Remember that bad drought we were in a few years ago? The lakes dried up, the media promoted the “if it’s yellow” mantra, people were busted for lawn-watering, middle-aged women were spied doing rain dances late at night, and the government started handing out credits for low-flow toilets. Take that scenario to the power of 100, and you have the set-up for Urinetown: The Musical. There is so little water that private toilets have been banned. So has peeing behind a tree. Elimination is allowed only in the public amenities, which are not free—nor publicly run. Owned by an evil charming man and his corporation, the “amenities” are so costly that the people are always in need of a pee. Those who can’t pay are hauled off to Urinetown and summarily executed.

PRC’s Summer Youth Conservatory in URINETOWN:THE MUSICAL. Photo: Andrea Akin.

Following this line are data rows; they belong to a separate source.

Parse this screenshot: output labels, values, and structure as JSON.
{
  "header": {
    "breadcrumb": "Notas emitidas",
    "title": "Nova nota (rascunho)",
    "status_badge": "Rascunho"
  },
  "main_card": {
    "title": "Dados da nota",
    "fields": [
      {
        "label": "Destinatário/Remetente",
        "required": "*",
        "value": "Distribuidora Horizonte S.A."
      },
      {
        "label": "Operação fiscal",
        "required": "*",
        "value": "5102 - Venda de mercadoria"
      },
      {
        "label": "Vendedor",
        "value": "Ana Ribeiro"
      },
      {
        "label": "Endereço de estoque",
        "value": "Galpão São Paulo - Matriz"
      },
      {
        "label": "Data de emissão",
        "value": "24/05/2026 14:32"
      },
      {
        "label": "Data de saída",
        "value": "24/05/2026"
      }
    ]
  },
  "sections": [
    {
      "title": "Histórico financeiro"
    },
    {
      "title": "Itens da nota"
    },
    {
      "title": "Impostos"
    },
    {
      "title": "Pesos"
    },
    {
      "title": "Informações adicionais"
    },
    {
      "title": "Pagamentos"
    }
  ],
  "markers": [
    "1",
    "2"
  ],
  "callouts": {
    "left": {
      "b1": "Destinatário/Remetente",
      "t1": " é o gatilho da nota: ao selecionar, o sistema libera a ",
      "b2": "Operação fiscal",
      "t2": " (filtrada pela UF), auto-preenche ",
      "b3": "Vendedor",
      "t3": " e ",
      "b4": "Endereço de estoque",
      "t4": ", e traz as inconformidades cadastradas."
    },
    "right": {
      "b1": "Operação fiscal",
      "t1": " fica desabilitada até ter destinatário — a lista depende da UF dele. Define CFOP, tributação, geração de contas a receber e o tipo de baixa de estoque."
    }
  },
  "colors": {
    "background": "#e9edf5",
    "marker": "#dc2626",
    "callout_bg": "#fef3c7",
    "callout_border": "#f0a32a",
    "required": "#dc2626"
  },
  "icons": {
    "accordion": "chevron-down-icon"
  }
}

I know this sounds dreary, but it is actually smart and sassy, biting in a Brechtian sort of way that asserts the need for social change and an unquenchable belief that it can be made to occur. The two-act musical (Greg Kotis and Mark Holloman), as staged by PlayMakers Repertory Company’s Summer Youth Conservatory (through July 22 in the Paul Green Theater), offers both light relief and something sweeter—a renewed hopefulness. These kids could be the ones to slay the corporate dragons and their despicable corrupt legislative minions.

Officer Lockstock (Dylan Goodman) and Little Sally (Olivia Griffin) do a little exposition in URINETOWN. Photo: Andrea Akin.

“These kids” are the talented Chapel Hill-area middle-and high-school students attending the fifth annual Summer Youth Conservatory, where they work with PRC’s professionals in all areas of creating stage productions. This year’s intensive is culminating this weekend with the boisterous Urinetown, cast of 25, some of whom look like they are on their ways to the UNC School of the Arts.

The SYC is a marvelous program, the kind of thing that makes one feel better about the state university that’s been dragging itself through the mud tracked in by “student-athletes” and their enablers. Five years ago, the SYC made its tentative beginnings in collaboration with the Carrboro ArtsCenter, and now the program has gathered support and moved to the PRC’s well-equipped facilities in the UNC Center for Dramatic Art.

50 years ago, its predecessor was in full swing as a residential program for stage-struck high-schoolers from around the state. Run by John Parker at that time, it was called Junior Playmakers, and was my introduction to The Playmakers and its theater (now called the Historic Playmakers Theater) with the corn on its Corinthian columns. My aunt came for it, living in Old East, running back and forth across the street to the theater, and spreading the theater contagion to her niece with her zest for the whole enterprise. Her group performed Eudora Welty’s The Ponder Heart. I am willing to bet that all of the Junior Playmakers remember their experience as vividly as my aunt.

The SYC does not include a residential component, but it does offer an almost matchless opportunity for young theater artists to test and strengthen their skills. From an audience point of view, the SYC provides a high-energy theater experience in what otherwise might be the doldrums of summer. The SYC is the kind of community work, and Urinetown: The Musical the kind of play that would make Paul Green proud. Besides that, it will make you laugh out loud.

Grand finale of the gospel number in URINETOWN. Photo: Andrea Akin.